I don't know whether the vmalloc code guarantees not to span a pmd
(pud? why couldn't these be called pte0, pte1, pte2, etc.?) boundary.

--Andy

> >
> > - Any time we change cr3, we may need to check that the pgd
> > corresponding to rsp is there. If now, we need to sync it over.
> >
> > - For simplicity, we probably want all stack ptes to be present all
> > the time. This is fine; vmalloc already works that way.
> >
> > - If we overrun the stack, we double-fault. This should be easy to
> > detect: any double-fault where rsp is less than 20 bytes from the
> > bottom of the stack is a failure to deliver a non-IST exception due to
> > a stack overflow. The question is: what do we do if this happens?
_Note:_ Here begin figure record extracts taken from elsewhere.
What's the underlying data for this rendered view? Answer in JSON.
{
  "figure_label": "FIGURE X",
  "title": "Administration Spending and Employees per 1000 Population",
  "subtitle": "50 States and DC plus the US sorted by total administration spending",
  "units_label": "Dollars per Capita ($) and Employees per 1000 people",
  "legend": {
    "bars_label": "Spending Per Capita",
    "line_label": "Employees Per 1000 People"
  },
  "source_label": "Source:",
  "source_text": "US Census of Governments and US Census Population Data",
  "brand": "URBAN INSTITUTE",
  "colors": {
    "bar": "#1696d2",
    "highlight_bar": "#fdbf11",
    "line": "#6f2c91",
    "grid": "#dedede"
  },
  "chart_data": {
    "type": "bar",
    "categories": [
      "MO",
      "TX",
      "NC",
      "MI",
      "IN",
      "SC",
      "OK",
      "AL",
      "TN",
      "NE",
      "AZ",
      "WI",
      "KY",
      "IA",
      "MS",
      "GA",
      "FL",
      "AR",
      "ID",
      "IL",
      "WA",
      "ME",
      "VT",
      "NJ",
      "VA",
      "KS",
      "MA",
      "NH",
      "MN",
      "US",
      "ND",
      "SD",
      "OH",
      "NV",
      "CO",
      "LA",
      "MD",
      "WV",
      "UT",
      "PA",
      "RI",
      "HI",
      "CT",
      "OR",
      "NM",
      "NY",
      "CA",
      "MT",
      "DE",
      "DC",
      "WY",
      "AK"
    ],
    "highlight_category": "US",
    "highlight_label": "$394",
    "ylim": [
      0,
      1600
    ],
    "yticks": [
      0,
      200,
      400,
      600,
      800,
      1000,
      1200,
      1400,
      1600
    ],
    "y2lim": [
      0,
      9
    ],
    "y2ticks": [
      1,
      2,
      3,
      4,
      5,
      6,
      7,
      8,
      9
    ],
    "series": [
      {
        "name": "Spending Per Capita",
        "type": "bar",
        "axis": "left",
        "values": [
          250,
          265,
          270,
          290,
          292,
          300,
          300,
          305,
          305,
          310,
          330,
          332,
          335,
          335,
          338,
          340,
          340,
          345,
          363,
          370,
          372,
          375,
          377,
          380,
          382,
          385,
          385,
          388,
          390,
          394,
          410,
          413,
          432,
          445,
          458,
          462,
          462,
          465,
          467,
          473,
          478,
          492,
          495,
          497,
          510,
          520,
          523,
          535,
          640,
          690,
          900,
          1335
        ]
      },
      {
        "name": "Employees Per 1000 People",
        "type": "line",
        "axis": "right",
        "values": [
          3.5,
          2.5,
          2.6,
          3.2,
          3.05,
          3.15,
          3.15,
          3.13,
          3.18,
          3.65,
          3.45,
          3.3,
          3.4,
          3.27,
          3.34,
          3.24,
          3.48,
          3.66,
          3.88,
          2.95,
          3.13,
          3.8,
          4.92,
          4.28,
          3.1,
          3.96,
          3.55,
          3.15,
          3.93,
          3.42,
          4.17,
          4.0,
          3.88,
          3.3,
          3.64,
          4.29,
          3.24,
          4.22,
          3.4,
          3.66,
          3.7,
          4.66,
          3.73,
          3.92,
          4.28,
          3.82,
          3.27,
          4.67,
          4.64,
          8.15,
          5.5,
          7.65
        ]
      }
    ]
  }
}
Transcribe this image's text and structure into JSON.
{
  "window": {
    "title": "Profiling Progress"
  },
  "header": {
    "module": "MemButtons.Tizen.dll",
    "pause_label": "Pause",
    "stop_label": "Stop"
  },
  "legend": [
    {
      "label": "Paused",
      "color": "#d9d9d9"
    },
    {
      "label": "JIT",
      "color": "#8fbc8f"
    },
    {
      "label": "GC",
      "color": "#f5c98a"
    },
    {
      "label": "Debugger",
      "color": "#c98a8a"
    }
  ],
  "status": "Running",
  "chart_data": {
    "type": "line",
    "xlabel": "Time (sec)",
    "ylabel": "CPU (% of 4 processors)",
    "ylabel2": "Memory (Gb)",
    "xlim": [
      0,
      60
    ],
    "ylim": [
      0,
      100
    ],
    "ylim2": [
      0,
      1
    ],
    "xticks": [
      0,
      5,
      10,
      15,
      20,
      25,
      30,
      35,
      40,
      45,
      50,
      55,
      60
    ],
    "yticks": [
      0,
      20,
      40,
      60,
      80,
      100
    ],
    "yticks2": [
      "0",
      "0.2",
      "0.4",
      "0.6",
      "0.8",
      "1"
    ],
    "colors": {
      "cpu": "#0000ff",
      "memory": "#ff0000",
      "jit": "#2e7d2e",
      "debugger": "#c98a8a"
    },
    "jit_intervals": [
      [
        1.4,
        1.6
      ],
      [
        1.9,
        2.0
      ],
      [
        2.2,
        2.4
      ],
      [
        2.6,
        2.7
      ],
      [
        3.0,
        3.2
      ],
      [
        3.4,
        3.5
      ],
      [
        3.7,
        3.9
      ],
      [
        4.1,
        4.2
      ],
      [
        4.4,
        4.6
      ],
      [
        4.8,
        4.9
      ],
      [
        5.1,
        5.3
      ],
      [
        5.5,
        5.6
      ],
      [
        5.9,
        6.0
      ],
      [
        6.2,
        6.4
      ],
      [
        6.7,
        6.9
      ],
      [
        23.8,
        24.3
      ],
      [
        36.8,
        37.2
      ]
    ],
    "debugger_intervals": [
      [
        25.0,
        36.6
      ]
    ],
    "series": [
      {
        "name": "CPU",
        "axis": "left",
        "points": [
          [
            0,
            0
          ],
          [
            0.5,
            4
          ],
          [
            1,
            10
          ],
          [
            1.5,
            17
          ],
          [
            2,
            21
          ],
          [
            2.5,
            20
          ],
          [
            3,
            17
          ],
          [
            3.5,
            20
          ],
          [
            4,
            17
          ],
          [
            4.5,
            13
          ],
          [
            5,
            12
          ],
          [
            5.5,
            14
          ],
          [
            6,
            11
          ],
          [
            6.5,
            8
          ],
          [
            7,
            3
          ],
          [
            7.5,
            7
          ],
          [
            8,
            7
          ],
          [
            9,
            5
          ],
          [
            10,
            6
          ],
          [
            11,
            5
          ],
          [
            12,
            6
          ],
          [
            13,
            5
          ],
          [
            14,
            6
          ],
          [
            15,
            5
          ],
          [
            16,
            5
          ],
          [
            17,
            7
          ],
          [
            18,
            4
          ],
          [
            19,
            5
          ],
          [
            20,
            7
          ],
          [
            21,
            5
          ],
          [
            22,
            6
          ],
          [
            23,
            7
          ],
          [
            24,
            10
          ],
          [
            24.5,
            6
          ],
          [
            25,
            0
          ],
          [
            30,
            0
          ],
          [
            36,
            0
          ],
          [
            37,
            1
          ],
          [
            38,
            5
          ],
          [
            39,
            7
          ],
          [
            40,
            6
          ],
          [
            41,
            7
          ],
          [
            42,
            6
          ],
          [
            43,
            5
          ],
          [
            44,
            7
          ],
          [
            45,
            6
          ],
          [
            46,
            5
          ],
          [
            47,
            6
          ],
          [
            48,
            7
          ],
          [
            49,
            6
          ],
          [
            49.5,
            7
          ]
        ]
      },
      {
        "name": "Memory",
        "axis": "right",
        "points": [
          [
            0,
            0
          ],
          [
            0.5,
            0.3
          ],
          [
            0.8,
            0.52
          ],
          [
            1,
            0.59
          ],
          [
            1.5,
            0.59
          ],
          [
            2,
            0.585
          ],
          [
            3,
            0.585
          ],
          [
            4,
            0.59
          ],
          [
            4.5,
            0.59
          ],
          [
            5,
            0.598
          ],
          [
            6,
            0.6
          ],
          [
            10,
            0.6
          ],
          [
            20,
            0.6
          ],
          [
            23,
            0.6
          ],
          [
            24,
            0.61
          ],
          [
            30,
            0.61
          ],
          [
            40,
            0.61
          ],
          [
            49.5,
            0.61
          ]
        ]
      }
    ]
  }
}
> > We could just panic (guaranteed to work). We could also try to
> > recover by killing the offending task, but that might be a bit
> > challenging, since we're in IST context. We could do something truly
> > awful: increment RSP by a few hundred bytes, point RIP at do_exit, and
> > return from the double fault.
> >
> > Thoughts? This shouldn't be all that much code.